Hello – I have a coffee addiction.
It’s not as bad as it used to be but still, I’m addicted.
At one point I was drinking up to almost two pots of coffee a day – MYSELF.
Now I have two cups a day, maybe four or five cups in one day on the weekend. To an outside observer, it looks like I drink way more than that. The ugly truth is that usually I have a half-empty cup in front of me, the other half filled with barely lukewarm coffee. I will reheat my coffee numerous times throughout the day, but rarely seem to get to the bottom of it in one sitting. Thinking that this was somehow out of the addiction tag, I was rudely reminded that no, I’m fully addicted, after going for a full morning and afternoon without it. Only after the headache and crankiness escalated to the point that even my cat told me off, did I admit that caffeine was the source of the problem and gave into it. Sure enough, I felt much better after a cup of coffee.
Why I love coffee so much:
It makes me feel warm and fuzzy inside.
It greets me each day with a warm mug and some sugar.
It has a lovely dark brown colour that makes me feel secure.
It lets me put sugar into it and then consume it.
It gives me something to sip on all day that is warm and yummy.
It’s great to have a cup after a nice big meal when you’re out for the evening.
It’s fairly cheap and easy to make.
It’s available almost everywhere.
It fits in “to go” mugs that fit in my truck’s cup holder.
Most places I’ve worked for had available for free to it’s employees.
People bring it to you in the winter for no reason other than it’s cold outside.
It’s nice to go for a cup with a friend and discuss nothing.
It listens to me when I’m sad and makes me feel better.
Coffee mugs can be really funky and sometimes come in baskets full of mugs, coffees and funky stir things.
Mike Patton apparently has the same addiction, so when we meet it will give us something to discuss before I chain him up my basement and force him to sing whatever I tell him to. (I also plan on keeping him alive with coffee.)
It talks me out of my rage for other humans and gets me to put down the weapon.
I can drink it with my left hand and still use my mouse with the right.
It helps me stain my teeth a horrible yellow colour so I can gross people out when I’m 70.
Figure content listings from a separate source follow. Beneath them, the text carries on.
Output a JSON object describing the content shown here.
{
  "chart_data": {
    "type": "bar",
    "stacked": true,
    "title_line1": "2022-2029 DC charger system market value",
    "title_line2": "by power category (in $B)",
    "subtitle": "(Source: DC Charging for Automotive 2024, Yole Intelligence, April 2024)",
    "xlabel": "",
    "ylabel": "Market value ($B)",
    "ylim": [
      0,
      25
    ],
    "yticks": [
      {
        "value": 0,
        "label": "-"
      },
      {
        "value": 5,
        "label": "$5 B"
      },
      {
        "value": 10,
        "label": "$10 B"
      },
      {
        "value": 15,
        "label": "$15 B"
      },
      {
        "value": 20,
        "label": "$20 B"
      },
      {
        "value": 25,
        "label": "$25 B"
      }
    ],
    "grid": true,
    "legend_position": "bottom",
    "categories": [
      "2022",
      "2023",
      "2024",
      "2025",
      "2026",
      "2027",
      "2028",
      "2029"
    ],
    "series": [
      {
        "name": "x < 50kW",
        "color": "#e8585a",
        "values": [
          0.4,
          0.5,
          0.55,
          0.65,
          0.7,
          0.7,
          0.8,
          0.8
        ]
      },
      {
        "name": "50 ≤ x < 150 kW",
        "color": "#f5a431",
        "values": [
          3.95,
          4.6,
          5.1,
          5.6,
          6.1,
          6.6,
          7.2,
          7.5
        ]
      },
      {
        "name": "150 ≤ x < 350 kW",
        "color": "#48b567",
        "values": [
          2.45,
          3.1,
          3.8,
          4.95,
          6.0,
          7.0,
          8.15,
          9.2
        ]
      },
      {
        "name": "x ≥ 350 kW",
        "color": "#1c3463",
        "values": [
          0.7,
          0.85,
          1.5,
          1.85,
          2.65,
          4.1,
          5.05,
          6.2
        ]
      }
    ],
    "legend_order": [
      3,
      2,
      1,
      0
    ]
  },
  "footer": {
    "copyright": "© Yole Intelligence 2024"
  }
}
It gives me something simple to be addicted to without the stigma of other additions.
It’s strong but silent.
It has CAFFEINE in it.
I was told recently that caffeine is a pain inhibitor, and that got me thinking about what else it does, seeing that I’m fully addicted to it and might want to know what it’s doing to me.
And here are some random bits of info about caffeine for those who are too lazy/busy to read the full Wikipedia article:
- Caffeine is a central nervous system and metabolic stimulant, and is used both recreationally and medically to reduce physical fatigue and restore mental alertness when unusual weakness or drowsiness occurs.
- Humans have consumed caffeine since the Stone Age.
- Caffeine is the world’s most widely consumed psychoactive substance, but unlike most other psychoactive substances, it is legal and unregulated in nearly all jurisdictions.
- Caffeine stimulates the central nervous system first at the higher levels, resulting in increased alertness and wakefulness, faster and clearer flow of thought, increased focus, and better general body coordination, and later at the spinal cord level at higher doses.
- It takes less than an hour for caffeine to begin affecting the body and a mild dose wears off in three to four hours.
- While relatively safe for humans, caffeine is considerably more toxic to some other animals such as dogs, horses and parrots due to a much poorer ability to metabolize this compound.
- A reduction in serotonin levels when caffeine use is stopped can cause anxiety, irritability, inability to concentrate and diminished motivation to initiate or to complete daily tasks; in extreme cases it may cause mild depression. Together, these effects have come to be known as a “crash”.
- Caffeine makes pain relievers 40% more effective in relieving headaches and helps the body absorb headache medications more quickly, bringing faster relief.
- It is commonly believed that caffeine consumption causes stunted growth in children, but this is not supported by scientific research. However, just as with adults, there is legitimate reason to limit the amount consumed by children.